Aquela mãe lúdica que disfarçava a fome com carinho eu não tive, mas tive uma mãe que nem era minha direito, que acordava às 3 da manhã quando poderia descansar, que viveu sozinha, quando poderia namorar,  receosa de ter em casa um homem amado, porém estranho já que restava da prole, uma menina caçula que pra brincar só tinha o cão da casa e comia comida requentada todos os dias ou um ovo frito feito pelo vizinha.

Lembro do Joãosinho 30 que dizia que intelectual/rico é que  adora uma miséria. As pessoas se surpreendem com Carolina Maria e até hoje não entendo porque.
Por que ela sabia ler e escrever?
Por que ela era uma preta e tinha talento?
Por que ela tinha coragem de escrever a rotina de uma catadora?
Por que ela conseguia tempo para se dedicar à escrita?

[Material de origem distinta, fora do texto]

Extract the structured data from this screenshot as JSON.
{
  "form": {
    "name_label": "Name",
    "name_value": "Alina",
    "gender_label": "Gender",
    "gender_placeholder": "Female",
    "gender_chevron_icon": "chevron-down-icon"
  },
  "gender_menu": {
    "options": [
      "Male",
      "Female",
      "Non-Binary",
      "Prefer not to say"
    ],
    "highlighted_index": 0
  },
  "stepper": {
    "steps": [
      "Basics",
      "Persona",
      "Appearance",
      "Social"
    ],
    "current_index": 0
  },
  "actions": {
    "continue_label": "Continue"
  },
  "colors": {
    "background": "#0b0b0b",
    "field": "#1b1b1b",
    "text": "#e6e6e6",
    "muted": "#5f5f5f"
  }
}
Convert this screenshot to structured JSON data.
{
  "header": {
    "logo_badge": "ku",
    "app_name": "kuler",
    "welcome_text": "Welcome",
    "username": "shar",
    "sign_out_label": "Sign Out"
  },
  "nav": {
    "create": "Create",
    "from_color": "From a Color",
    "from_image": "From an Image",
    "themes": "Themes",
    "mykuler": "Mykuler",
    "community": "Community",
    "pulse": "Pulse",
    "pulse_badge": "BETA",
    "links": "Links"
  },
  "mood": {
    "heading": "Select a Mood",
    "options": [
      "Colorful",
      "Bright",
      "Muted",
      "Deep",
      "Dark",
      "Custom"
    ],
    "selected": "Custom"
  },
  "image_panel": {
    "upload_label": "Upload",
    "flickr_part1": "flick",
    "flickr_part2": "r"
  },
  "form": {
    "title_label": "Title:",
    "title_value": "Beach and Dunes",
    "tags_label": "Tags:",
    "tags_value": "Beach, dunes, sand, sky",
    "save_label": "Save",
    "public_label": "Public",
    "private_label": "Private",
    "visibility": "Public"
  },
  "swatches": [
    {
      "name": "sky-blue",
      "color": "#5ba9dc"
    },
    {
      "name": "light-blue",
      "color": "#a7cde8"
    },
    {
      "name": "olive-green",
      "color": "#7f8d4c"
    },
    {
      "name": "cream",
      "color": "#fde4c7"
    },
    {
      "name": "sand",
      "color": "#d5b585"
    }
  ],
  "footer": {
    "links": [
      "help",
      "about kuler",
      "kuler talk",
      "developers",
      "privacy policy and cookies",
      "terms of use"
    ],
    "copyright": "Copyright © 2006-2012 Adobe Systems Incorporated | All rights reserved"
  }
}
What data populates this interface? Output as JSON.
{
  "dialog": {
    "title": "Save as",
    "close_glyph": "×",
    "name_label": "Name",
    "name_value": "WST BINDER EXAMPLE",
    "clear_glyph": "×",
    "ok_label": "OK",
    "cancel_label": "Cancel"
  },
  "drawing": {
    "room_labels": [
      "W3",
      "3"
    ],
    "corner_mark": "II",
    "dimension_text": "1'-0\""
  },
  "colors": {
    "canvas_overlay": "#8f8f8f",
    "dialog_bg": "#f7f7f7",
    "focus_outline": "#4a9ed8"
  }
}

Quantos pobres no mundo serão capazes de resenhar suas desgraças e descrever as cores da sua fome e retratar a escuridão de seus medos, o risco de tudo aquilo a que sempre estão expostos, tétano,  berne, espinhela caída, chute na bunda, expulsão da calçada, dor de dente, hipotermia, hipetermia, ressaca, pileque, cachaça, fogo, tiro, polícia, cadeia, tuberculose, piolho, pereba, abandono.

Esse susto ou embasbacamento que vejo as pessoas terem cada vez que trombam com um pobre, com um preto que faz bem alguma coisa e me deixa desconfortável por uma total falta de entendimento do que se passa nessas mentes tão brilhantes ainda assim, surpresas.